下面接着看submitMissingTasks()

private def submitMissingTasks(stage: Stage, jobId: Int) {
  logDebug("submitMissingTasks(" + stage + ")")

  // First figure out the indexes of partition ids to compute.
  // 获取需要计算的partition的数量
  val partitionsToCompute: Seq[Int] = stage.findMissingPartitions()

  // Use the scheduling pool, job group, description, etc. from an ActiveJob associated
  // with this Stage
  val properties = jobIdToActiveJob(jobId).properties

  // 将stage加入runningStages
  runningStages += stage
  // SparkListenerStageSubmitted should be posted before testing whether tasks are
  // serializable. If tasks are not serializable, a SparkListenerStageCompleted event
  // will be posted, which should always come after a corresponding SparkListenerStageSubmitted
  // event.
  stage match {
    case s: ShuffleMapStage =>
      outputCommitCoordinator.stageStart(stage = s.id, maxPartitionId = s.numPartitions - 1)
    case s: ResultStage =>
      outputCommitCoordinator.stageStart(
        stage = s.id, maxPartitionId = s.rdd.partitions.length - 1)
  }

  // 这里在计算taskId和location的最佳映射,即将task放到哪里运行
  // 返回的是一个map,key是partitionId,value是TaskLocation的序列
  val taskIdToLocations: Map[Int, Seq[TaskLocation]] = try {
    stage match {
      case s: ShuffleMapStage =>
        partitionsToCompute.map { id => (id, getPreferredLocs(stage.rdd, id))}.toMap
      case s: ResultStage =>
        partitionsToCompute.map { id =>
          val p = s.partitions(id)
          (id, getPreferredLocs(stage.rdd, p))
        }.toMap
    }
  } catch {
    case NonFatal(e) =>
      stage.makeNewStageAttempt(partitionsToCompute.size)
      listenerBus.post(SparkListenerStageSubmitted(stage.latestInfo, properties))
      abortStage(stage, s"Task creation failed: $e\n${Utils.exceptionString(e)}", Some(e))
      runningStages -= stage
      return
  }

  stage.makeNewStageAttempt(partitionsToCompute.size, taskIdToLocations.values.toSeq)

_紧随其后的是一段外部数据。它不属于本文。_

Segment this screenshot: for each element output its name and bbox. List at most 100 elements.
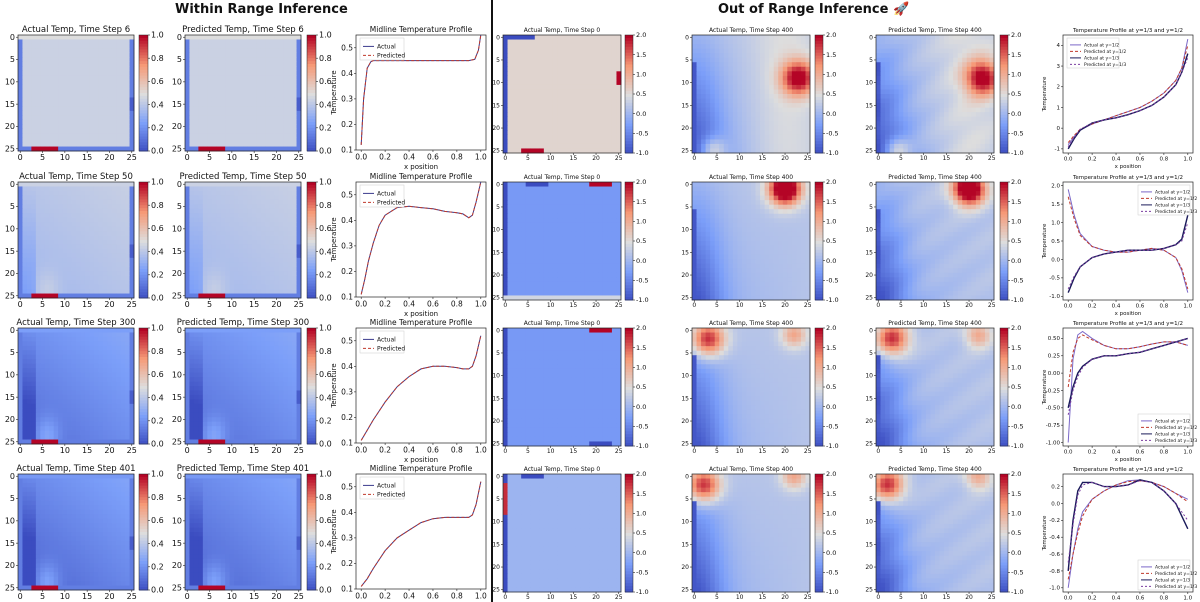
heatmap-x-tick: 20 xyxy=(271,300,281,309)
heatmap-cell xyxy=(243,271,248,277)
heatmap-cell xyxy=(198,289,204,294)
heatmap-cell xyxy=(18,377,23,382)
heatmap-cell xyxy=(238,97,244,103)
heatmap-cell xyxy=(107,354,113,360)
heatmap-cell xyxy=(116,106,122,112)
heatmap-cell xyxy=(225,257,231,263)
heatmap-cell xyxy=(40,532,46,537)
heatmap-cell xyxy=(220,84,226,89)
heatmap-cell xyxy=(76,505,81,511)
heatmap-cell xyxy=(243,345,248,351)
heatmap-cell xyxy=(220,35,226,40)
heatmap-cell xyxy=(107,186,113,192)
heatmap-cell xyxy=(278,97,284,103)
heatmap-cell xyxy=(243,293,248,299)
legend-box xyxy=(359,330,405,354)
heatmap-cell xyxy=(251,381,257,387)
heatmap-cell xyxy=(216,394,222,400)
heatmap-cell xyxy=(111,101,117,107)
heatmap-cell xyxy=(22,222,28,228)
heatmap-cell xyxy=(243,199,248,205)
heatmap-cell xyxy=(53,280,59,286)
heatmap-cell xyxy=(129,368,135,374)
colorbar-segment xyxy=(139,371,148,375)
heatmap-cell xyxy=(40,266,46,272)
heatmap-cell xyxy=(243,35,248,40)
heatmap-cell xyxy=(269,240,275,245)
heatmap-cell xyxy=(256,341,262,347)
heatmap-cell xyxy=(120,496,126,502)
heatmap-cell xyxy=(189,186,195,192)
heatmap-cell xyxy=(44,186,50,192)
heatmap-cell xyxy=(202,146,208,152)
heatmap-cell xyxy=(98,377,104,382)
heatmap-title: Predicted Temp, Time Step 300 xyxy=(177,318,309,328)
heatmap-cell xyxy=(125,110,130,116)
predicted-heatmap: Predicted Temp, Time Step 50005510101515… xyxy=(172,172,307,309)
heatmap-cell xyxy=(207,190,213,196)
heatmap-cell xyxy=(238,403,244,409)
heatmap-cell xyxy=(102,377,108,382)
heatmap-cell xyxy=(62,496,68,502)
heatmap-cell xyxy=(71,222,77,228)
heatmap-cell xyxy=(247,35,253,40)
heatmap-cell xyxy=(198,226,204,232)
heatmap-cell xyxy=(35,266,41,272)
heatmap-cell xyxy=(247,394,253,400)
heatmap-cell xyxy=(238,289,244,294)
heatmap-cell xyxy=(26,271,32,277)
heatmap-cell xyxy=(211,328,217,333)
heatmap-cell xyxy=(207,359,213,365)
heatmap-cell xyxy=(247,66,253,72)
heatmap-cell xyxy=(125,332,130,338)
heatmap-cell xyxy=(256,199,262,205)
heatmap-cell xyxy=(202,195,208,201)
heatmap-cell xyxy=(40,509,46,515)
heatmap-cell xyxy=(265,293,271,299)
heatmap-cell xyxy=(247,61,253,67)
heatmap-cell xyxy=(243,235,248,241)
heatmap-cell xyxy=(89,514,95,520)
heatmap-cell xyxy=(111,381,117,387)
heatmap-cell xyxy=(243,66,248,72)
heatmap-cell xyxy=(107,57,113,63)
heatmap-cell xyxy=(71,213,77,219)
heatmap-cell xyxy=(84,350,90,356)
heatmap-cell xyxy=(229,350,235,356)
heatmap-x-tick: 0 xyxy=(18,446,23,455)
heatmap-cell xyxy=(116,195,122,201)
heatmap-cell xyxy=(80,399,86,405)
heatmap-cell xyxy=(62,182,68,187)
colorbar-segment xyxy=(307,190,316,195)
heatmap-x-tick: 0 xyxy=(185,446,190,455)
heatmap-cell xyxy=(287,332,293,338)
heatmap-cell xyxy=(53,482,59,488)
heatmap-cell xyxy=(71,421,77,427)
heatmap-cell xyxy=(22,527,28,533)
heatmap-cell xyxy=(247,190,253,196)
heatmap-cell xyxy=(234,350,239,356)
heatmap-cell xyxy=(89,213,95,219)
heatmap-cell xyxy=(220,226,226,232)
heatmap-cell xyxy=(229,110,235,116)
heatmap-cell xyxy=(251,199,257,205)
heatmap-cell xyxy=(251,363,257,369)
heatmap-cell xyxy=(98,271,104,277)
heatmap-cell xyxy=(225,115,231,121)
heatmap-cell xyxy=(44,240,50,245)
heatmap-cell xyxy=(49,266,55,272)
heatmap-cell xyxy=(31,35,37,40)
heatmap-cell xyxy=(62,491,68,497)
heatmap-cell xyxy=(93,266,99,272)
heatmap-cell xyxy=(265,399,271,405)
heatmap-cell xyxy=(243,399,248,405)
colorbar-segment xyxy=(139,107,148,111)
heatmap-cell xyxy=(111,115,117,121)
heatmap-cell xyxy=(80,43,86,49)
heatmap-cell xyxy=(58,293,64,299)
plot-x-tick: 0.4 xyxy=(403,153,415,162)
heatmap-cell xyxy=(84,35,90,40)
heatmap-cell xyxy=(58,226,64,232)
heatmap-cell xyxy=(234,70,239,76)
heatmap-cell xyxy=(193,345,199,351)
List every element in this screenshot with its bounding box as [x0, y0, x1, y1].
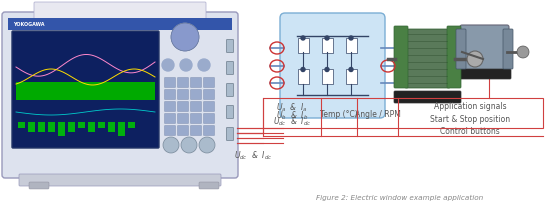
- Text: $U_{dc}$  &  $I_{dc}$: $U_{dc}$ & $I_{dc}$: [273, 116, 311, 128]
- FancyBboxPatch shape: [34, 2, 206, 19]
- FancyBboxPatch shape: [2, 12, 238, 178]
- FancyBboxPatch shape: [28, 122, 35, 132]
- FancyBboxPatch shape: [204, 89, 214, 99]
- FancyBboxPatch shape: [178, 126, 189, 135]
- FancyBboxPatch shape: [128, 122, 135, 128]
- FancyBboxPatch shape: [322, 38, 333, 53]
- FancyBboxPatch shape: [394, 26, 408, 88]
- FancyBboxPatch shape: [164, 126, 175, 135]
- FancyBboxPatch shape: [19, 174, 221, 186]
- Text: YOKOGAWA: YOKOGAWA: [13, 21, 45, 26]
- Circle shape: [467, 51, 483, 67]
- FancyBboxPatch shape: [227, 106, 234, 119]
- Circle shape: [325, 67, 329, 71]
- Text: Angle / RPM: Angle / RPM: [355, 110, 401, 119]
- Text: $U_{dc}$  &  $I_{dc}$: $U_{dc}$ & $I_{dc}$: [234, 150, 272, 163]
- Text: Temp (°C): Temp (°C): [320, 110, 358, 119]
- FancyBboxPatch shape: [12, 31, 159, 148]
- Circle shape: [171, 23, 199, 51]
- Circle shape: [199, 137, 215, 153]
- FancyBboxPatch shape: [98, 122, 105, 128]
- FancyBboxPatch shape: [18, 122, 25, 136]
- FancyBboxPatch shape: [190, 113, 201, 124]
- FancyBboxPatch shape: [204, 102, 214, 112]
- Circle shape: [162, 59, 174, 71]
- FancyBboxPatch shape: [48, 122, 55, 136]
- Bar: [263, 98, 543, 128]
- Text: Figure 2: Electric window example application: Figure 2: Electric window example applic…: [316, 195, 483, 201]
- FancyBboxPatch shape: [298, 38, 309, 53]
- FancyBboxPatch shape: [204, 78, 214, 88]
- FancyBboxPatch shape: [456, 29, 466, 69]
- FancyBboxPatch shape: [68, 122, 75, 132]
- FancyBboxPatch shape: [178, 78, 189, 88]
- FancyBboxPatch shape: [8, 18, 232, 30]
- Circle shape: [180, 59, 192, 71]
- FancyBboxPatch shape: [118, 122, 125, 132]
- FancyBboxPatch shape: [78, 122, 85, 132]
- Circle shape: [198, 59, 210, 71]
- Circle shape: [301, 36, 305, 40]
- FancyBboxPatch shape: [298, 69, 309, 84]
- FancyBboxPatch shape: [58, 122, 65, 128]
- FancyBboxPatch shape: [178, 89, 189, 99]
- FancyBboxPatch shape: [190, 102, 201, 112]
- FancyBboxPatch shape: [108, 122, 115, 132]
- Circle shape: [325, 36, 329, 40]
- FancyBboxPatch shape: [29, 182, 49, 189]
- FancyBboxPatch shape: [178, 113, 189, 124]
- FancyBboxPatch shape: [460, 25, 509, 74]
- Text: $U_a$  &  $I_a$: $U_a$ & $I_a$: [276, 102, 308, 114]
- FancyBboxPatch shape: [503, 29, 513, 69]
- FancyBboxPatch shape: [88, 122, 95, 136]
- Circle shape: [349, 67, 353, 71]
- Circle shape: [163, 137, 179, 153]
- FancyBboxPatch shape: [204, 126, 214, 135]
- Circle shape: [181, 137, 197, 153]
- FancyBboxPatch shape: [38, 122, 45, 128]
- FancyBboxPatch shape: [227, 61, 234, 74]
- FancyBboxPatch shape: [345, 69, 356, 84]
- Text: $U_b$  &  $I_b$: $U_b$ & $I_b$: [276, 109, 308, 121]
- FancyBboxPatch shape: [190, 126, 201, 135]
- Circle shape: [301, 67, 305, 71]
- FancyBboxPatch shape: [164, 78, 175, 88]
- FancyBboxPatch shape: [164, 102, 175, 112]
- FancyBboxPatch shape: [204, 113, 214, 124]
- Circle shape: [517, 46, 529, 58]
- FancyBboxPatch shape: [405, 29, 450, 88]
- FancyBboxPatch shape: [345, 38, 356, 53]
- FancyBboxPatch shape: [190, 89, 201, 99]
- FancyBboxPatch shape: [458, 69, 511, 79]
- FancyBboxPatch shape: [394, 91, 461, 103]
- FancyBboxPatch shape: [164, 89, 175, 99]
- FancyBboxPatch shape: [164, 113, 175, 124]
- FancyBboxPatch shape: [227, 127, 234, 141]
- FancyBboxPatch shape: [227, 39, 234, 53]
- FancyBboxPatch shape: [280, 13, 385, 118]
- FancyBboxPatch shape: [190, 78, 201, 88]
- FancyBboxPatch shape: [16, 82, 155, 100]
- Text: Application signals
Start & Stop position
Control buttons: Application signals Start & Stop positio…: [430, 102, 510, 136]
- Circle shape: [349, 36, 353, 40]
- FancyBboxPatch shape: [199, 182, 219, 189]
- FancyBboxPatch shape: [227, 84, 234, 96]
- FancyBboxPatch shape: [322, 69, 333, 84]
- FancyBboxPatch shape: [178, 102, 189, 112]
- FancyBboxPatch shape: [447, 26, 461, 88]
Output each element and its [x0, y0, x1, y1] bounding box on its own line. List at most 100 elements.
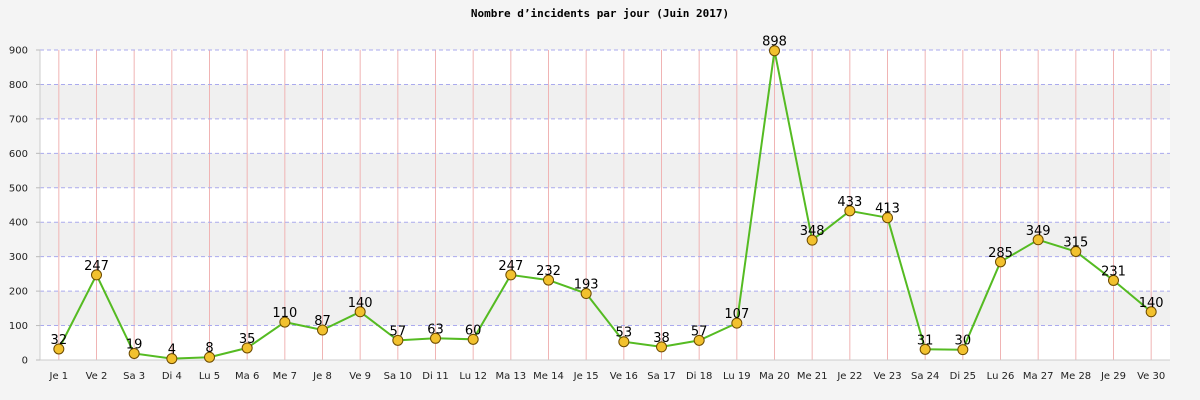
x-tick-label: Lu 19	[723, 371, 751, 382]
data-label: 315	[1063, 236, 1088, 251]
data-point	[53, 343, 65, 355]
y-tick-label: 900	[9, 46, 28, 57]
data-labels: 32 247 19 4 8 35 110 87 140 57 63 60 247 232 193 53 38 57…	[51, 35, 1164, 358]
x-tick-label: Ma 13	[495, 371, 526, 382]
data-point	[241, 342, 253, 354]
x-tick-label: Sa 24	[911, 371, 939, 382]
x-tick-label: Sa 3	[123, 371, 145, 382]
x-tick-label: Ma 6	[235, 371, 259, 382]
data-point	[957, 344, 969, 356]
data-label: 140	[1139, 296, 1164, 311]
grid-lines	[40, 49, 1170, 360]
x-tick-label: Di 25	[950, 371, 976, 382]
data-point	[882, 212, 893, 224]
y-tick-label: 700	[9, 114, 28, 125]
x-tick-label: Me 21	[797, 371, 828, 382]
data-label: 898	[762, 35, 787, 50]
data-point	[769, 45, 780, 57]
axes	[39, 50, 1170, 361]
data-markers	[53, 45, 1157, 365]
data-point	[919, 343, 931, 355]
x-tick-label: Lu 26	[987, 371, 1015, 382]
data-point	[204, 351, 215, 363]
data-point	[995, 256, 1006, 268]
data-label: 60	[465, 323, 482, 338]
x-tick-label: Je 29	[1100, 371, 1126, 382]
data-label: 349	[1026, 224, 1051, 239]
x-tick-label: Sa 10	[384, 371, 412, 382]
x-tick-label: Di 11	[422, 371, 448, 382]
data-point	[656, 341, 667, 353]
x-tick-label: Sa 17	[647, 371, 675, 382]
series-polyline	[57, 50, 1152, 360]
x-tick-label: Je 22	[836, 371, 862, 382]
data-point	[844, 205, 856, 217]
data-point	[392, 334, 404, 346]
y-tick-label: 200	[9, 287, 28, 298]
x-tick-label: Ma 20	[759, 371, 790, 382]
data-label: 87	[314, 314, 331, 329]
data-label: 110	[272, 306, 297, 321]
data-label: 8	[205, 341, 213, 356]
data-point	[806, 234, 818, 246]
data-label: 38	[653, 331, 670, 346]
x-tick-label: Ve 9	[349, 371, 371, 382]
x-tick-label: Di 18	[686, 371, 712, 382]
y-tick-label: 300	[9, 252, 28, 263]
data-point	[1108, 274, 1119, 286]
data-label: 247	[498, 259, 523, 274]
data-label: 247	[84, 259, 109, 274]
data-label: 31	[917, 333, 934, 348]
x-tick-label: Ve 23	[873, 371, 901, 382]
data-label: 35	[239, 332, 256, 347]
data-point	[580, 288, 592, 300]
plot-area	[40, 50, 1170, 360]
x-tick-label: Je 8	[312, 371, 332, 382]
y-tick-label: 0	[22, 356, 28, 367]
x-tick-label: Ma 27	[1023, 371, 1054, 382]
x-tick-label: Me 14	[533, 371, 564, 382]
data-point	[467, 333, 479, 345]
y-tick-label: 100	[9, 321, 28, 332]
x-tick-label: Ve 30	[1137, 371, 1165, 382]
data-label: 4	[168, 343, 176, 358]
data-point	[1070, 246, 1082, 257]
data-label: 232	[536, 264, 561, 279]
y-axis-ticks: 0 100 200 300 400 500 600 700 800 900	[9, 46, 40, 367]
x-tick-label: Lu 5	[199, 371, 220, 382]
data-point	[731, 317, 743, 329]
x-axis-ticks: Je 1 Ve 2 Sa 3 Di 4 Lu 5 Ma 6 Me 7 Je 8 Ve 9 Sa 1…	[49, 371, 1166, 382]
grid-band	[40, 84, 1170, 119]
data-point	[1145, 306, 1157, 318]
y-tick-label: 800	[9, 80, 28, 91]
data-label: 19	[126, 337, 143, 352]
y-tick-label: 400	[9, 218, 28, 229]
data-point	[317, 324, 328, 336]
data-point	[91, 269, 102, 281]
data-point	[1032, 234, 1044, 246]
data-point	[505, 269, 517, 281]
data-label: 30	[955, 334, 972, 349]
x-tick-label: Je 15	[573, 371, 599, 382]
data-label: 348	[800, 224, 825, 239]
data-label: 57	[390, 324, 407, 339]
data-point	[430, 332, 441, 344]
x-tick-label: Me 7	[273, 371, 297, 382]
x-tick-label: Ve 16	[610, 371, 638, 382]
y-tick-label: 600	[9, 149, 28, 160]
data-point	[166, 353, 178, 365]
data-label: 193	[574, 278, 599, 293]
y-tick-label: 500	[9, 183, 28, 194]
grid-band	[40, 222, 1170, 257]
data-label: 413	[875, 202, 900, 217]
series-line	[57, 50, 1152, 360]
x-tick-label: Lu 12	[459, 371, 487, 382]
data-label: 53	[616, 326, 633, 341]
grid-band	[40, 291, 1170, 326]
x-tick-label: Je 1	[49, 371, 69, 382]
data-point	[543, 274, 554, 286]
x-tick-label: Me 28	[1060, 371, 1091, 382]
data-label: 57	[691, 324, 708, 339]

  // If there are tasks to execute, record the submission time of the stage. Otherwise,
  // post the even without the submission time, which indicates that this stage was
  // skipped.
  if (partitionsToCompute.nonEmpty) {
    stage.latestInfo.submissionTime = Some(clock.getTimeMillis())
  }
  listenerBus.post(SparkListenerStageSubmitted(stage.latestInfo, properties))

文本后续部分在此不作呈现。